Царица Амани в душе ликовала. Но старалась не показать этого. Ей хотелось услышать продолжение монолога Мансура. И потому она лишь чуть подтолкнула его:

– Аллах милосердный, Мансур, но почему ты думаешь о соперниках? Разве братья – не твои верные друзья?

– Да, матушка, это так… Твоя великая мудрость сделала из моих братьев верных слуг. Саид, я знаю это, готов раздавить любого из моих обидчиков, Валид всегда подаст мне мудрый совет или подскажет дельную мысль. Но, боюсь, в тот миг, когда речь зайдет о наследовании, все будет забыто – и мудрость, и отвага, и преданность. И останется лишь одно – желание воссесть на престол и назваться царем великой страны Ал-Лат. И чем больше я думаю об этом, тем печальнее мне становится, тем больше жаль дружбы, которая росла вместе с нами…

«И которую ты, да простит мне Аллах эти слова, готов предать уже сейчас». Амани давно уже поняла, куда клонит сын. Да он, собственно, и не пытался что-то скрыть от царицы. И сладостный миг взаимопонимания согрел мать и сына. Пусть это было взаимопонимание заговорщиков.

– Но Мансур, да будет Аллах мне судьей, я не думаю, что тебе следует заботиться о будущем этой дружбы. Да, она росла вместе с вами. Но это была дружба детей. И не дело наследнику престола беспокоиться о том, какой будет участь его друзей детства. Высшие соображения должны двигать тобой, мой мальчик. Ибо судьба страны, ее честь зависят от твоего решения. Если ты будешь силен, то многие твои поступки окажутся в глазах народа мудрыми и оправданными. А вот если дашь слабину, позволишь чувствам взять верх над разумом… О-о-о, незавидна судьба такого царя. Да и такого государства…

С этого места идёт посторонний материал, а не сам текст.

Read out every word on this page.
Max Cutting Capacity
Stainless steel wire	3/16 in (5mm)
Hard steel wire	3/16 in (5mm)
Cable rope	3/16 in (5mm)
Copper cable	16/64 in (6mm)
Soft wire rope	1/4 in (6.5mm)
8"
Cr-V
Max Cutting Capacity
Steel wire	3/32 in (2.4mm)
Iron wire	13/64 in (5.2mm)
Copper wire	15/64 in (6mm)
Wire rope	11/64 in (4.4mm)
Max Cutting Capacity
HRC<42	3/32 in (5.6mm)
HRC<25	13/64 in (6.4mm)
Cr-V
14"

– Да, матушка, я это понимаю. Мне немного жаль давней дружбы. Но высшие соображения, да восхвалена будет в веках твоя мудрость, действительно должны стать для меня более важными.

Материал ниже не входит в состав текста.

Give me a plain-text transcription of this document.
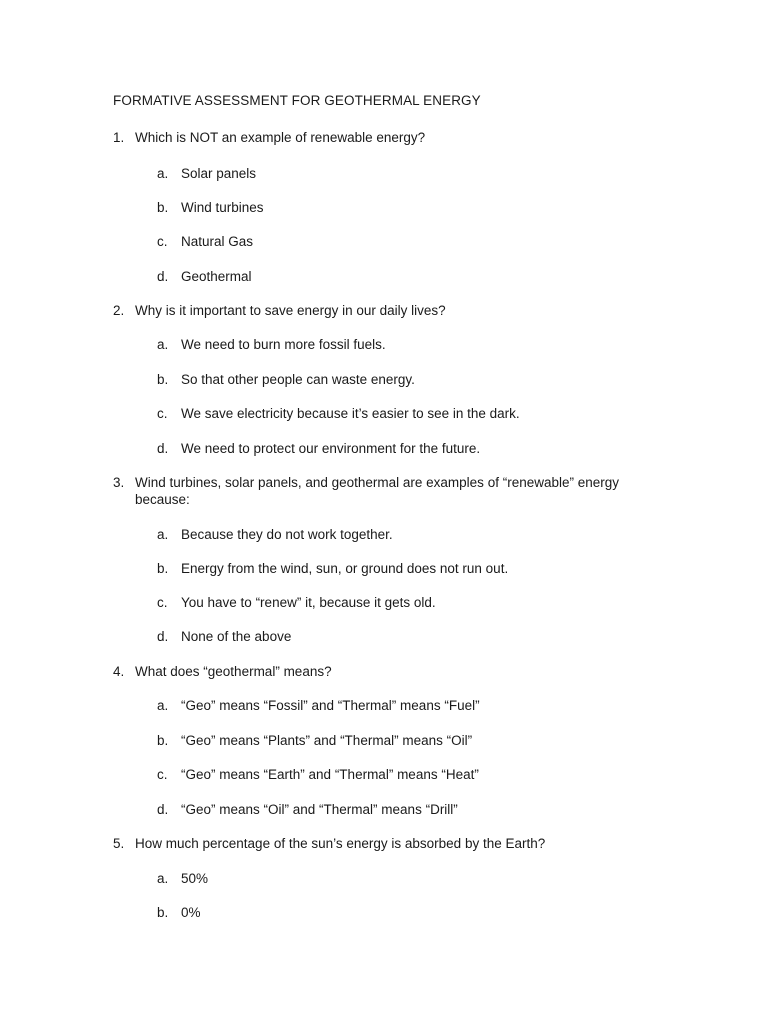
FORMATIVE ASSESSMENT FOR GEOTHERMAL ENERGY
1. Which is NOT an example of renewable energy?
a. Solar panels
b. Wind turbines
c. Natural Gas
d. Geothermal
2. Why is it important to save energy in our daily lives?
a. We need to burn more fossil fuels.
b. So that other people can waste energy.
c. We save electricity because it’s easier to see in the dark.
d. We need to protect our environment for the future.
3. Wind turbines, solar panels, and geothermal are examples of “renewable” energy because:
a. Because they do not work together.
b. Energy from the wind, sun, or ground does not run out.
c. You have to “renew” it, because it gets old.
d. None of the above
4. What does “geothermal” means?
a. “Geo” means “Fossil” and “Thermal” means “Fuel”
b. “Geo” means “Plants” and “Thermal” means “Oil”
c. “Geo” means “Earth” and “Thermal” means “Heat”
d. “Geo” means “Oil” and “Thermal” means “Drill”
5. How much percentage of the sun’s energy is absorbed by the Earth?
a. 50%
b. 0%
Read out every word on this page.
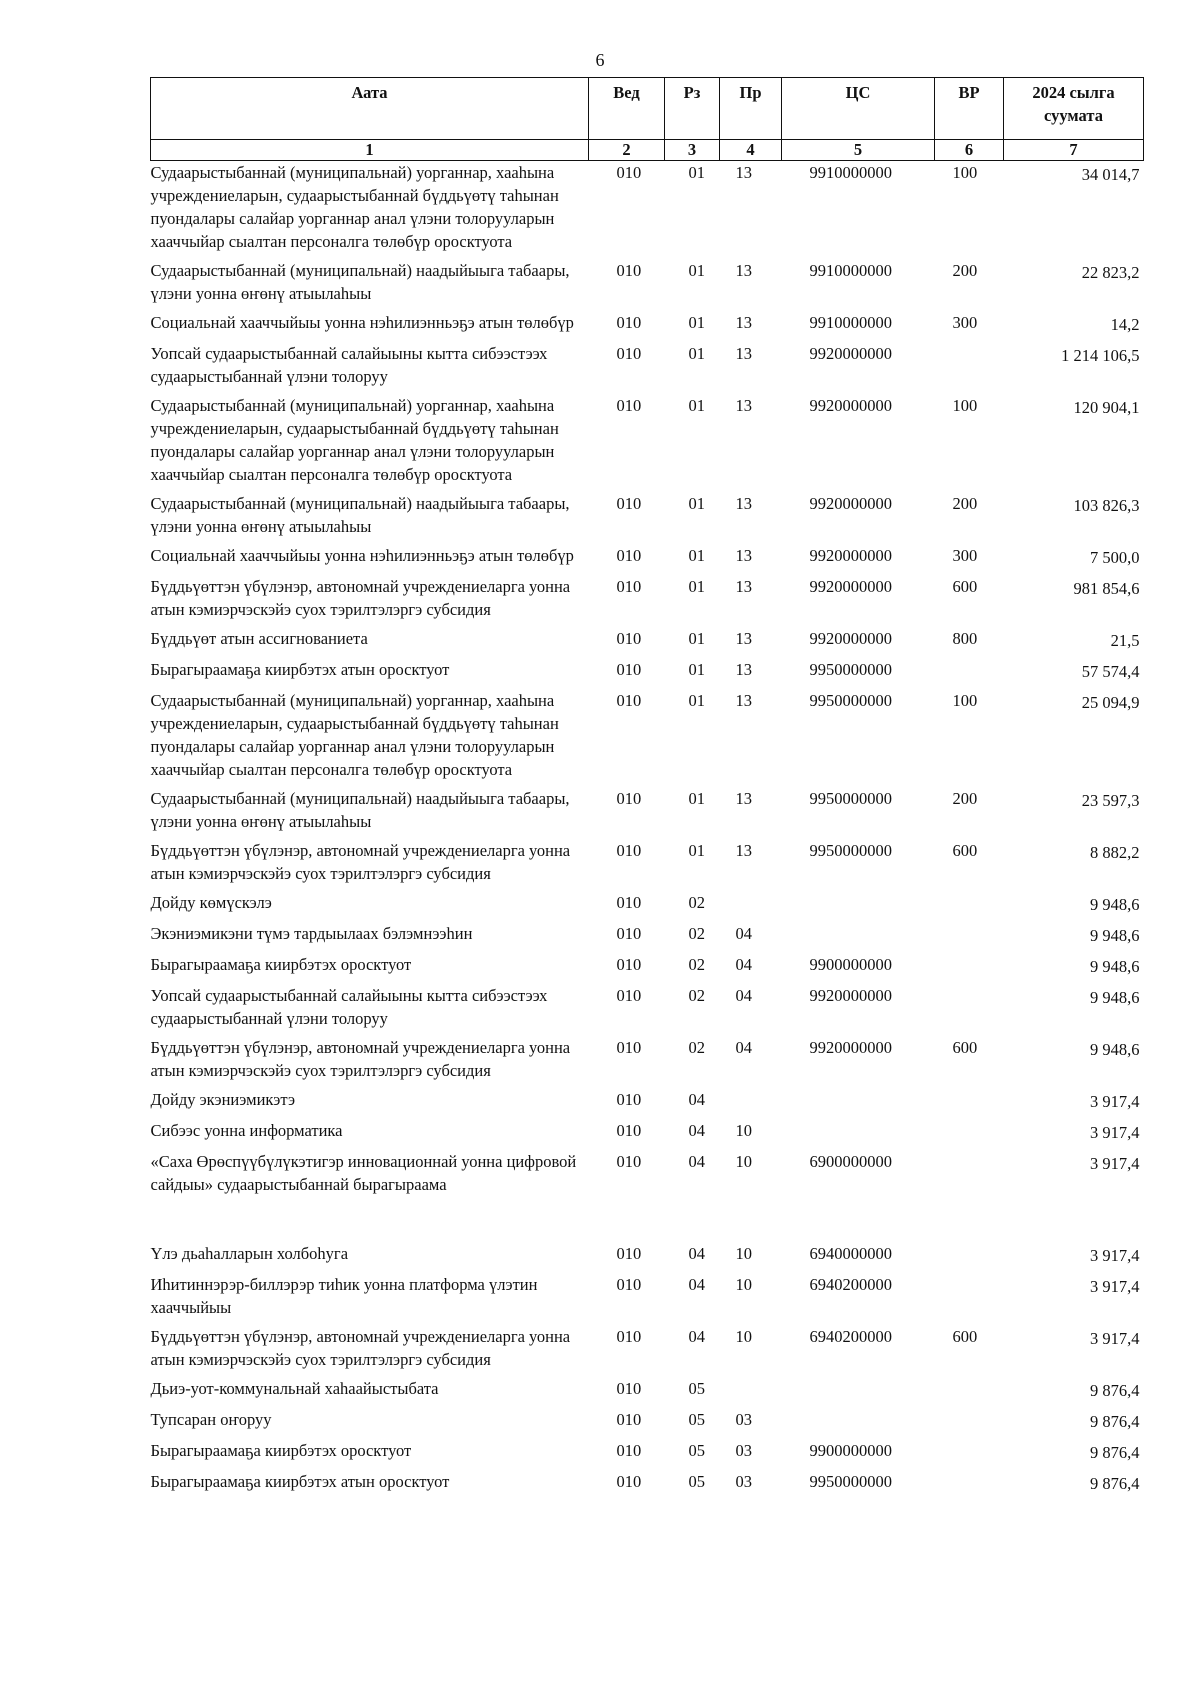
6
Аата	Вед	Рз	Пр	ЦС	ВР	2024 сылга суумата
1	2	3	4	5	6	7
Судаарыстыбаннай (муниципальнай) уорганнар, хааһына учреждениеларын, судаарыстыбаннай бүддьүөтү таһынан пуондалары салайар уорганнар анал үлэни толорууларын хааччыйар сыалтан персоналга төлөбүр оросктуота	010	01	13	9910000000	100	34 014,7
Судаарыстыбаннай (муниципальнай) наадыйыыга табаары, үлэни уонна өҥөнү атыылаһыы	010	01	13	9910000000	200	22 823,2
Социальнай хааччыйыы уонна нэһилиэнньэҕэ атын төлөбүр	010	01	13	9910000000	300	14,2
Уопсай судаарыстыбаннай салайыыны кытта сибээстээх судаарыстыбаннай үлэни толоруу	010	01	13	9920000000		1 214 106,5
Судаарыстыбаннай (муниципальнай) уорганнар, хааһына учреждениеларын, судаарыстыбаннай бүддьүөтү таһынан пуондалары салайар уорганнар анал үлэни толорууларын хааччыйар сыалтан персоналга төлөбүр оросктуота	010	01	13	9920000000	100	120 904,1
Судаарыстыбаннай (муниципальнай) наадыйыыга табаары, үлэни уонна өҥөнү атыылаһыы	010	01	13	9920000000	200	103 826,3
Социальнай хааччыйыы уонна нэһилиэнньэҕэ атын төлөбүр	010	01	13	9920000000	300	7 500,0
Бүддьүөттэн үбүлэнэр, автономнай учреждениеларга уонна атын кэмиэрчэскэйэ суох тэрилтэлэргэ субсидия	010	01	13	9920000000	600	981 854,6
Бүддьүөт атын ассигнованиета	010	01	13	9920000000	800	21,5
Бырагыраамаҕа киирбэтэх атын оросктуот	010	01	13	9950000000		57 574,4
Судаарыстыбаннай (муниципальнай) уорганнар, хааһына учреждениеларын, судаарыстыбаннай бүддьүөтү таһынан пуондалары салайар уорганнар анал үлэни толорууларын хааччыйар сыалтан персоналга төлөбүр оросктуота	010	01	13	9950000000	100	25 094,9
Судаарыстыбаннай (муниципальнай) наадыйыыга табаары, үлэни уонна өҥөнү атыылаһыы	010	01	13	9950000000	200	23 597,3
Бүддьүөттэн үбүлэнэр, автономнай учреждениеларга уонна атын кэмиэрчэскэйэ суох тэрилтэлэргэ субсидия	010	01	13	9950000000	600	8 882,2
Дойду көмүскэлэ	010	02				9 948,6
Экэниэмикэни түмэ тардыылаах бэлэмнээһин	010	02	04			9 948,6
Бырагыраамаҕа киирбэтэх оросктуот	010	02	04	9900000000		9 948,6
Уопсай судаарыстыбаннай салайыыны кытта сибээстээх судаарыстыбаннай үлэни толоруу	010	02	04	9920000000		9 948,6
Бүддьүөттэн үбүлэнэр, автономнай учреждениеларга уонна атын кэмиэрчэскэйэ суох тэрилтэлэргэ субсидия	010	02	04	9920000000	600	9 948,6
Дойду экэниэмикэтэ	010	04				3 917,4
Сибээс уонна информатика	010	04	10			3 917,4
«Саха Өрөспүүбүлүкэтигэр инновационнай уонна цифровой сайдыы» судаарыстыбаннай бырагыраама	010	04	10	6900000000		3 917,4
Үлэ дьаһалларын холбоһуга	010	04	10	6940000000		3 917,4
Иһитиннэрэр-биллэрэр тиһик уонна платформа үлэтин хааччыйыы	010	04	10	6940200000		3 917,4
Бүддьүөттэн үбүлэнэр, автономнай учреждениеларга уонна атын кэмиэрчэскэйэ суох тэрилтэлэргэ субсидия	010	04	10	6940200000	600	3 917,4
Дьиэ-уот-коммунальнай хаһаайыстыбата	010	05				9 876,4
Тупсаран оҥоруу	010	05	03			9 876,4
Бырагыраамаҕа киирбэтэх оросктуот	010	05	03	9900000000		9 876,4
Бырагыраамаҕа киирбэтэх атын оросктуот	010	05	03	9950000000		9 876,4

Вновь перед царицей Амани сидел уверенный в себе молодой мужчина. Он более не был меланхоличен, не был печален. Возможно, слова матери, созвучные его собственным мыслям, сожгли в молодой душе что-то очень нужное человеку, но не правителю. Жестокость царедворца вновь стала лицом царевича Мансура.

– Наверное, о великая царица, это прозвучит странно, но я больше опасаюсь одного своего брата, Саида.

– Я не удивлена, мой мальчик. Саид решителен, отчаян, в трудную минуту он принимает решения, не всегда задумываясь о высших соображениях… И потом, он хорош собой и его обожают девушки… Он отчаянный храбрец, и потому его любит войско. И, увы, этого вполне достаточно, чтобы опасаться такого соперника.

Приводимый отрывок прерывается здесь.